Issue (i): Whether the additions made under section 68 of the Income-tax Act, 1961 in respect of cash deposits in the two proprietary business concerns were sustainable when the cash book was audited and the books of account were not rejected.
Analysis: The cash deposits in the two business concerns were found to have been made out of the closing cash balance reflected in the duly audited cash books as on 08.11.2016. The books of account for both concerns were produced, and the revenue authorities did not dispute the sales, purchases, or expenditure. Since the books were not rejected in the manner known to law and no concrete basis was shown to disbelieve the closing cash balance, the addition could not stand on the footing of unexplained cash credit.
Conclusion: The addition relating to cash deposits in the two business concerns was deleted in favour of the assessee.
Issue (ii): Whether the cash deposit in the assessee's personal bank account was fully explained or only partly explainable.
Analysis: For the personal account deposit, the assessee did not produce cogent evidence or bank statements to substantiate the explanation for the entire cash deposit.
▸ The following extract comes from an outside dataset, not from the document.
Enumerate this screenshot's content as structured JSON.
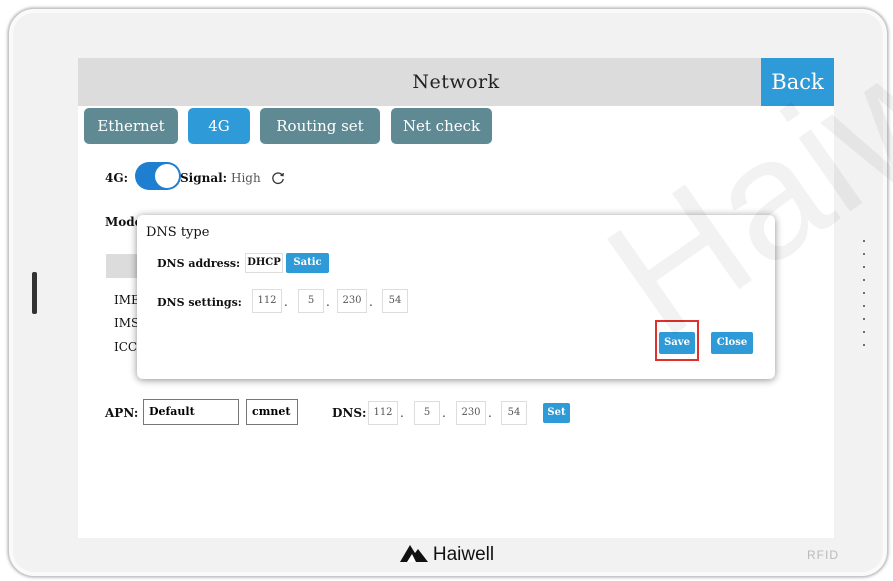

In the absence of supporting material, the explanation was accepted only to a limited extent, and the remaining portion was treated as not satisfactorily explained.
Conclusion: The addition was sustained to the extent of Rs. 3,75,000 and deleted for the balance, partly in favour of the assessee.
Issue (iii): Whether the higher rate provision under section 115BBE of the Income-tax Act, 1961 could be applied to Assessment Year 2017-18.
Analysis: The provision was held to apply only to transactions occurring on or after 01.04.2018. As the year under consideration was Assessment Year 2017-18, the provision could not be applied to the assessee's case for that assessment year.
Conclusion: The higher rate provision was held inapplicable to Assessment Year 2017-18 and relief was granted to the assessee on this issue.
Final Conclusion: The additions relating to the two business concerns were deleted, the personal account deposit was sustained only partly, and the higher rate provision was held inapplicable, resulting in partial relief to the assessee.
Ratio Decidendi: Where audited books of account are not rejected and the revenue disbelieves only the closing cash balance without concrete , additions for cash deposits routed through business concerns cannot be sustained under section 68; a separate personal cash deposit may be sustained only to the extent left unexplained; and the enhanced taxing provision under section 115BBE cannot apply retrospectively to an earlier assessment year.